The Kura MD we have enacted a policy for opioid prescribing following the same standards as for limiting patient exposure to radiation, which is As Low As Reasonably Achievable.  This is based on the California Guidelines for Prescribing Controlled Substances for Pain recommendation that opioid analgesics only be prescribed after determining that other non-opioid medications or therapies likely will not provide adequate pain relief.  They also recommend prescribing the lowest dose and amount of medications for the shortest duration of time achievable (<1 week).  Significant patient education on the expectation for limited as needed use and prompt discontinuation of opioid medications should be undertaken prior to prescribing any opioid for pain.  The American College of Emergency Physicians (ACEP) recommends the following policy:

  1. For patients with acute pain the physician should ascertain whether non-opioid analgesics and non-pharmacologic therapies will be adequate for initial pain management.
  2. Given a lack of demonstrated evidence of superior efficacy of either opioid or non-opioid analgesics and the individual and community risks associated with opioid use, misuse, and abuse, opioids should be reserved for more severe pain or pain refractory to other analgesics.
  3. If opioids are indicated, the prescription should be for the lowest practical dose for a limited duration (<1 week) and the prescriber should consider the patient’s risk for opioid misuse, abuse, or diversion.
  4. Use the state prescription monitoring program prior to prescribing opioids to help identify those patients who are at higher risk for prescription opioid diversion and doctor shopping.

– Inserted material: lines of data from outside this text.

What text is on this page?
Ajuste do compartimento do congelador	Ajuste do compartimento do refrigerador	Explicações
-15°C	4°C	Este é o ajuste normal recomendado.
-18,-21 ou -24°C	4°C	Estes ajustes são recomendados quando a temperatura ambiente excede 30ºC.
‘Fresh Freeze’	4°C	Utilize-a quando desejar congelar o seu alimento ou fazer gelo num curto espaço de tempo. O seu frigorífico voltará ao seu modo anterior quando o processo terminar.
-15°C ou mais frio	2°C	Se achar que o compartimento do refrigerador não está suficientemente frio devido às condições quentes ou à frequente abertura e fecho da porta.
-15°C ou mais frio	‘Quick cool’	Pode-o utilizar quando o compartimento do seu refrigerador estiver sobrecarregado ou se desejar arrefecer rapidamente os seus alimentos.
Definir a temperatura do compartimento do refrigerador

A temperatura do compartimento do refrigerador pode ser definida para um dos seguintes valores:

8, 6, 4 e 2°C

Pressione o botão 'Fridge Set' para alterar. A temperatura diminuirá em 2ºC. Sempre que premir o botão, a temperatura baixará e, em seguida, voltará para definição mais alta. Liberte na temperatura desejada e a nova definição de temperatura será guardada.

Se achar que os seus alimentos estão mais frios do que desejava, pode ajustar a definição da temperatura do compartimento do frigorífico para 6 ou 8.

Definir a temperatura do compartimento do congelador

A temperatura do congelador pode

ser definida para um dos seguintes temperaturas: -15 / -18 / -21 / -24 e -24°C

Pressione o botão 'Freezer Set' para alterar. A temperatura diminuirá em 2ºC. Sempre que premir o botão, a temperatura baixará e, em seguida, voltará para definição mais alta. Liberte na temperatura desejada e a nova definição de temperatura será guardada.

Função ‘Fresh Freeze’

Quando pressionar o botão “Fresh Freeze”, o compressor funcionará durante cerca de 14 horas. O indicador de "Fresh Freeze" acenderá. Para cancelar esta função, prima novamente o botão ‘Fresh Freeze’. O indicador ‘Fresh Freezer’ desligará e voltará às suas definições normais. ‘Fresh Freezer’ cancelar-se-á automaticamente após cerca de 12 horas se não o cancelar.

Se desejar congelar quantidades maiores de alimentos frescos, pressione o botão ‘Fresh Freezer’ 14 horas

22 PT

There are occasions when a Kura provider becomes the primary treating physician for a patient who is already receiving opioids for chronic occupational injury related pain, through a transfer of care from an astute nurse case manager.  In this scenario, prompt evaluation, consideration of risk factors, and education will be initiated.  The patient, who is likely physically dependent on opioids, will be counseled on an “exit strategy” and begin a safe tapering regimen to the lowest reasonably achievable opioid dose or complete elimination if possible.   ACOEM guideline recommend no more than 50mg/day morphine equivalent (for hydrocodone it is 1:1 (50mg) oxycodone ~2:1 (25mg)) for maintenance therapy of subacute and chronic pain, only in very select populations of individuals with documented objective results.  Careful monitoring of these patients with routine drug screening and monitoring of the state controlled substances database is also a company standard for those patients who are receiving opioids.

At Kura MD, we believe in doing what is right and necessary when it comes to alleviating the suffering of injured workers.   We also believe that injured workers should be treated as whole people within the society in which they live.   There is limited evidence for the use of opioids in treatment of acute musculoskeletal injury, and even less evidence for their use in chronic pain.  By partnering with injured workers, employers, and payers, Kura MD aims to reverse the tide of inappropriate use of opioids in a population of injured workers, and in society in general.

Bibliography

  • Al-Hasani R, B. M. (2013). Molecular Mechanisms of Opioid Receptor Dependent Signaling and Behavior. Anesthesiology, 1363-1381.
  • Deborah Dowell, M., Tamara M Haegerich, P., & Roger Chou, M. (2016). CDC Guideline for Prescribing Opioids for Chronic Pain.
  • Edmund G. Brown Jr., D. S. (2014). Guidelines for Prescribing Controlled Substances for Pain.
  • Grace, P. e. (2016). Morphine paradoxically prolongs neuropathic pain in rats by amplifying spinal NLRP3 inflammasome activation . Proceedings of the National Academy of Sciences, 113(24), E3441-E3450.
  • Kaplovitch E, G. T. (2015). Sex differences in dose escalation and overdose death during chronic opioid therapy: a population-based cohort study. PLoS One.
  • Kurt T Hegmann, M. M. (2014). ACOEM Practice Guidelines: Opioids and Safety-Sensitive Work.